Investidores viram resposta concertada de uma série de bancos centrais como sinal de pânico em relação ao impacto do coronavírus na economia global.

Wall Street afunda após a reação dos bancos centrais para tentar conter o impacto do coronavírus na economia. A Reserva Federal norte-americana anunciou, este domingo, um pacote de medidas de emergência, incluindo o segundo corte de juros em menos de um mês. A forte queda levou à suspensão das negociações pela terceira vez numa semana.

O índice financeiro S&P 500 abriu a afundar mais de 7%, espoletando uma paralisação automática de 15 minutos. Já o índice Dow Jones tomba 9,71% para 2.490,47 pontos, enquanto para pontos e o tecnológico Nasdaq perde 6,12% para 482,15.

As perdas seguem-se ao anúncio de que a Fed cortou juros, em 100 pontos base, para um intervalo entre 0% e 0,25%, a par de uma nova ronda de compra de dívida num total de 700 mil milhões de dólares e de medidas de alívio para a banca.

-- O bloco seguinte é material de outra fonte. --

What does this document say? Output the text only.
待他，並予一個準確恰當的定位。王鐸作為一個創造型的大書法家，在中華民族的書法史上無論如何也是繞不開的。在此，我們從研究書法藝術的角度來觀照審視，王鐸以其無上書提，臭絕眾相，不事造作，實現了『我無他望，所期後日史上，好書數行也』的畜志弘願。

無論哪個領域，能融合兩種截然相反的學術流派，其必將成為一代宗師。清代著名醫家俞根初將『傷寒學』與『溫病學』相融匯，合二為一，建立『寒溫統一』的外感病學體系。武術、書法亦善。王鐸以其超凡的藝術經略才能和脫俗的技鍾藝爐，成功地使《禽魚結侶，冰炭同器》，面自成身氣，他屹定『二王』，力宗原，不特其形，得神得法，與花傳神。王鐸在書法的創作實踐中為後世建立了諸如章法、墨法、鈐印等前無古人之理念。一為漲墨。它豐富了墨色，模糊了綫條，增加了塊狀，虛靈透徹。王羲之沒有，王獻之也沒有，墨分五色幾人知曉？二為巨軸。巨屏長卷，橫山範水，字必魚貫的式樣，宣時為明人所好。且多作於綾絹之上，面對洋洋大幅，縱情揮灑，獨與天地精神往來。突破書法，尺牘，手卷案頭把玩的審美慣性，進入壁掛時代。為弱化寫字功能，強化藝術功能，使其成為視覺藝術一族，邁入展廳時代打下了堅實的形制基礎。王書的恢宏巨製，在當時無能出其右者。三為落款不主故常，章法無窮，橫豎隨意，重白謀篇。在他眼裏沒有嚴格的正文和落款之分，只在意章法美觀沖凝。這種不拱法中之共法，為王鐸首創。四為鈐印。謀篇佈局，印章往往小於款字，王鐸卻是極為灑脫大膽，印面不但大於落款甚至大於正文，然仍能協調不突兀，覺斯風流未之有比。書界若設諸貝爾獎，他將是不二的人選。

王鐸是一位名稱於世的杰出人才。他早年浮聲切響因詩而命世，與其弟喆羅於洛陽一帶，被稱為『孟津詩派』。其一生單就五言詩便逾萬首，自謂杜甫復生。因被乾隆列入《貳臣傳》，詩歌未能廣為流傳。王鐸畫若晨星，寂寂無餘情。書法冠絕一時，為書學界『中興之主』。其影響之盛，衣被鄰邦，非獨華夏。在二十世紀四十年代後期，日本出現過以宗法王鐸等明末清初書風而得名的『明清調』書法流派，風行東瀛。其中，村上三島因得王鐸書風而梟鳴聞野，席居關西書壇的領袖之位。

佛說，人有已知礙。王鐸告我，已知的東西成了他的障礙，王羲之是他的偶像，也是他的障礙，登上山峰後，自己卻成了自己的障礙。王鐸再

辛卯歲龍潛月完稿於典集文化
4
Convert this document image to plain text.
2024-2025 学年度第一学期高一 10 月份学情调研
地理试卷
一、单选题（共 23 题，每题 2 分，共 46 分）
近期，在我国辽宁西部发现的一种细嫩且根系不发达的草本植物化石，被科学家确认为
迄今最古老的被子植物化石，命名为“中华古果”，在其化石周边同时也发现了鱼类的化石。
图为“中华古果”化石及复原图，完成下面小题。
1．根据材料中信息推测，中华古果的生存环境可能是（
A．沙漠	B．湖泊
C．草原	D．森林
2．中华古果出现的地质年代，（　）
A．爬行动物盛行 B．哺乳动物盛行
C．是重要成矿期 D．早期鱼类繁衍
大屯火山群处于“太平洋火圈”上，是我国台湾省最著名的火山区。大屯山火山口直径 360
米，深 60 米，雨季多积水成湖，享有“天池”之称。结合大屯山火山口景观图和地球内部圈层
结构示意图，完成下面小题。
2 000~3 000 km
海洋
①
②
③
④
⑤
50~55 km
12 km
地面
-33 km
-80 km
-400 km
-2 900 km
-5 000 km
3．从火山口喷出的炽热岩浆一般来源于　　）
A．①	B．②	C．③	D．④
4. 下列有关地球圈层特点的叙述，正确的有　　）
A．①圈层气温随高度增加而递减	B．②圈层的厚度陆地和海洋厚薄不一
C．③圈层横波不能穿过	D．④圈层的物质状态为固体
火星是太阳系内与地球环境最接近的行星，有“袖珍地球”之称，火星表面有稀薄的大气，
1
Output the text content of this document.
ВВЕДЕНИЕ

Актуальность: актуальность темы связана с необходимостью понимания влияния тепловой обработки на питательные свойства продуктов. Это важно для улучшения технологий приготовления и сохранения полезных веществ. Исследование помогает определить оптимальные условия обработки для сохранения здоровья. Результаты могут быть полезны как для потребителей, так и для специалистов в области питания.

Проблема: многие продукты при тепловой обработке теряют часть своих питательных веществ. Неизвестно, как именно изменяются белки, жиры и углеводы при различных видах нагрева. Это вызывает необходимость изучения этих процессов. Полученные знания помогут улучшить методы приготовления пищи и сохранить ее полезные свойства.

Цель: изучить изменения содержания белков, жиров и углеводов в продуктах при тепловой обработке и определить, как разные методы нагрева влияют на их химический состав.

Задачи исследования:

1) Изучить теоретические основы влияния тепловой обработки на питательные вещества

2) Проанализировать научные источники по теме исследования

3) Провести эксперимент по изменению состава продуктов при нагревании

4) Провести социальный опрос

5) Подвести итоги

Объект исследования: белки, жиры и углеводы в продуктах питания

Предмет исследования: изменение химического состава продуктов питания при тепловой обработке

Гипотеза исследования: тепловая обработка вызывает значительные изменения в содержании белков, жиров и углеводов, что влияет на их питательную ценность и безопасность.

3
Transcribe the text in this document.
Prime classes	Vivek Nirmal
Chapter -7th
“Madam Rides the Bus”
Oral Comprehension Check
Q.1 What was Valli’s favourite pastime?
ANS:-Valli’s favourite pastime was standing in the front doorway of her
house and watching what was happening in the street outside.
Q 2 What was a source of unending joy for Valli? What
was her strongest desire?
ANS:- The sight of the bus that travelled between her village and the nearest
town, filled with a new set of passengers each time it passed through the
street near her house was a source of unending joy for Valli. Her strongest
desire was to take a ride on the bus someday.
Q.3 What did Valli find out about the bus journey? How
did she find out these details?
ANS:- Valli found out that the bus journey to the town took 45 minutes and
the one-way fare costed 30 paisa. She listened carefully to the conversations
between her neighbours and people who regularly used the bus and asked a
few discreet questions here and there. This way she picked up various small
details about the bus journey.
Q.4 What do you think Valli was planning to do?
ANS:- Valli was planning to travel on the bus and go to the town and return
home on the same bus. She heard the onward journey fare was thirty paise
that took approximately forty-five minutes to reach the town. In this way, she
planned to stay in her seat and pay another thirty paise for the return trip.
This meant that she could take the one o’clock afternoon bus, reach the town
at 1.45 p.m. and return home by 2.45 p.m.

Por último, anunciou uma ação coordenada dos principais bancos centrais, incluindo o Banco Central Europeu (BCE), que visa amparar o dólar perante a disrupção que está a ser provocada pela pandemia do coronavírus.

Os bancos estão entre os títulos que mais caem esta segunda-feira, com o Bank of America, o JPMorgan Chase, o Goldman Sachs e o Citigroup a desvalorizem entre 10% e 15%. Também as retalhistas estão a reagir ao anúncio do fecho de lojas, como a Nike, que cai 11%, ou a Apple que perde 9,94%.

Está a formar-se uma inversão significativa nos próximos meses. A única questão é quão profunda é que se vai tornar”, alerta Neil Shearing, economista-chefe do grupo Capital Economics. “À medida que a escala da rutura, provocada pelo coronavírus, na economia e nos mercados se torna clara, parece provável que os investidores comecem a questionar cada vez mais se os decisores políticos já esgotaram a capacidade de resposta”.

Além da Fed, vários bancos centrais cortaram juros este fim de semana, incluindo no Japão, Austrália e Nova Zelândia, numa ação como não se via desde a crise financeira de 2008. Mas a decisão não foi suficiente para restabelecer o sentimento dos investidores e ações mundiais seguem em forte queda, enquanto as dívidas da Alemanha e dos EUA estão a servir de refúgio.

A par das ações, também o dólar e o petróleo estão em terreno negativo. O Brent de referência europeia afunda 12% para 29,77 dólares por barril, estando pela primeira vez desde 2016 abaixo dos 30 dólares. Já o crude WTI perde 10% para 28,75 dólares.